On nous a rabâché la rumeur ZZ à Manchester tout l’été, il est certain que cela va recommencer dans les prochains jours. Profil type du coach ultra bankable au chômage, Zidane est pressenti dans chaque gros club où tout va mal. Il faut dire que sa première expérience de pompier de service au Real s’était plutôt bien déroulée. Arrivé en janvier 2016 pour remplacer Rafael Benitez licencié, il remporte la Ligue des champions au bout de cinq mois, puis deux autres coups sur coups, les deux années suivantes. Serait-il donc le profil idéal ? Rien n’est moins sûr : à Madrid ZZ disposait d’un statut particulier et d’une côte d’amour incroyable, de la part de son président et des supporters. Lui qui n’avait jamais été à la tête d’une équipe première arrivait comme coach de la Maison blanche avec un minimum de pression, ou alors beaucoup moins qu’il n’aurait dû. À MU il serait attendu comme le sauveur, et un échec ne saurait être toléré. Zidane prendra-t-il le risque de « salir » son image d’entraîneur, pour le moment immaculée ? Difficile d’y croire. Mais après tout, si l’ennui commence à le gagner, et qu’il souhaite se lancer un challenge, pourquoi pas ?

(Crédit AFP)

Option 2 : Laurent Blanc (65% de chance)

Un ancien de la maison (Blanc a fini sa carrière à United, où il est resté deux saisons de 2001 à 2003), qui a un CV relativement fourni en tant que coach (Bordeaux, l’Equipe de France, puis Paris), ainsi qu’un palmarès important, et qui est libre de tout contrat, l’occasion est trop belle. Le projet MU sera-t-il assez attrayant pour convaincre « le Président » de cesser de jouer au golf pour revenir sur un banc ? Ce serait alors l’occasion pour lui de faire taire toutes les critiques nées de son passage à Paris. Car s’il vient dans le Nord-ouest de l’Angleterre, ce serait sans son adjoint de toujours, Jean-Louis Gasset. Celui qui s’occupait de tout selon certains, au sein des équipes que le duo a coaché. Entraînement, tactique de match… tout reposait sur les épaules de l’actuel technicien de l’ASSE. Blanc n’aurait été alors qu’un prête-nom, responsable de la communication, et juste bon à apporter une crédibilité aux choix fait par l’encadrement technique. Les plus sévères vont jusqu’à dire que, la seule fois où Blanc n’a pas respecté les conseils tactiques de son adjoint, ce serait le soir du quart de finale retour de Ligue des champions en 2016, face à Manchester City, en mettant en place un 3-5-2, avec le succès qu’on lui connait. Redresser la situation à United serait donc un excellent moyen de faire taire les sceptiques. Et ces polémiques (très franco-françaises par ailleurs) mises à part, Blanc bénéficie d’une vraie côte sur le marché, de par son passage au PSG.

(Crédit AFP)

Option 3 : Leonardo Jardim (25% de chance)

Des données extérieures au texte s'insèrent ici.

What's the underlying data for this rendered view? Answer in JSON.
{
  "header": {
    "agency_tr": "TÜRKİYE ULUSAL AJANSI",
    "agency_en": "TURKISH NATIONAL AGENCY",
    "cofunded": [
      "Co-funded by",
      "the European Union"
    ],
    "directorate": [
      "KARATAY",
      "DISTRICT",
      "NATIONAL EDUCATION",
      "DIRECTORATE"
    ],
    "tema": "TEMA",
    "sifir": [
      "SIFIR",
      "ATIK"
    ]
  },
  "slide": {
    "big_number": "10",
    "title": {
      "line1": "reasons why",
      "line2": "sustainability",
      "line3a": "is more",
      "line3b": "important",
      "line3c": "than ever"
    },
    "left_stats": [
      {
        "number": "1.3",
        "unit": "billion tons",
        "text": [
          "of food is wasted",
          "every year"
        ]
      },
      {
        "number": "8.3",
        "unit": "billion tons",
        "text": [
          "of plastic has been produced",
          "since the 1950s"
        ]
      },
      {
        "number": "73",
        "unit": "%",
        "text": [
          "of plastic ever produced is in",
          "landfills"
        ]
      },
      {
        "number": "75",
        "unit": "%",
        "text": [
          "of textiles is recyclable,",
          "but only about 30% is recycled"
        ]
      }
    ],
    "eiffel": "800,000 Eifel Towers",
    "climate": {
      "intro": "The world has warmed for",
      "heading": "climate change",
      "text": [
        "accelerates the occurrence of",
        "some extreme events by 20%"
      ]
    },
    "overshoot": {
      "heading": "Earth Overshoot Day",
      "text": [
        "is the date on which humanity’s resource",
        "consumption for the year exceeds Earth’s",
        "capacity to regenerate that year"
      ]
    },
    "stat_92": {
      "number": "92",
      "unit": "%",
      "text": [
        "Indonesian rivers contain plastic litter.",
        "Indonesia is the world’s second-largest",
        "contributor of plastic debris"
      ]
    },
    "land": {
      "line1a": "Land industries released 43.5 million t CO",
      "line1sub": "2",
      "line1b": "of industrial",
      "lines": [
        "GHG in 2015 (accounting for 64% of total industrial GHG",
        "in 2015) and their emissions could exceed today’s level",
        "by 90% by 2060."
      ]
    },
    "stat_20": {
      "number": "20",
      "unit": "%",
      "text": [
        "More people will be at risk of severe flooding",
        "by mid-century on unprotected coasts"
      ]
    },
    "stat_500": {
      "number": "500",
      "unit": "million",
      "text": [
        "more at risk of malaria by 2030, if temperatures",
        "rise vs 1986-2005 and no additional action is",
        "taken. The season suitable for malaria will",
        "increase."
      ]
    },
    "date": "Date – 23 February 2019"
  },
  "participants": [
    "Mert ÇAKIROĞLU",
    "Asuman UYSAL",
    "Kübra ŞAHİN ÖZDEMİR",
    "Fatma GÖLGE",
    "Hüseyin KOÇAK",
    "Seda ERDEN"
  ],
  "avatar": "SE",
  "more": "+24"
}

Ça peut paraître surprenant, ça ne le serait pas tant que cela. Il ne faut pas oublier, on l’a dit, qu’il n’y a pas une foule de bons entraîneurs libre tout de suite. Son passage à Monaco, qui a coïncidé avec l’éclosion d’un certain nombre des grands talents, dont l’un d’eux joue à MU : Anthony Martial, a marqué une partie de l’Europe. Certes, le Portugais était plutôt annoncé vers les Emirats, que vers un grand club européen, mais l’attrait d’un aussi beau projet pourrait le faire changer d’avis. Mais attention au changement de rôle ! À Monaco, Jardim était avant tout un formateur, destiné à faire éclore toujours plus de nouveaux talents, qui partiraient à l’été d’après pour deux fois leur prix. À Manchester, il aura sous ses ordres des joueurs confirmés et renommés. Pas sûr qu’un Juan Mata se gère de la même façon qu’un Bernardo Silva par exemple…

Le reste :

– Ryan Giggs : toujours sélectionneur du Pays de Galles, mais bon, un coach qui quitte sa sélection pour reprendre le club de ses rêves, ça s’est vu (et ça ne s’est pas toujours bien passé…)

– Arsène Wenger : et cette fois il n’y aura pas de « Arsene who ? » qui tiennent

– Sir Alex Ferguson : quitte à faire revenir un ancien, autant que ce soit quelqu’un qui a gagné

– « Pep » Bruno Génésio : le seul à savoir comment mettre en échec City. Mais cela reste improbable, car Pep a un compte à régler avec Barcelone.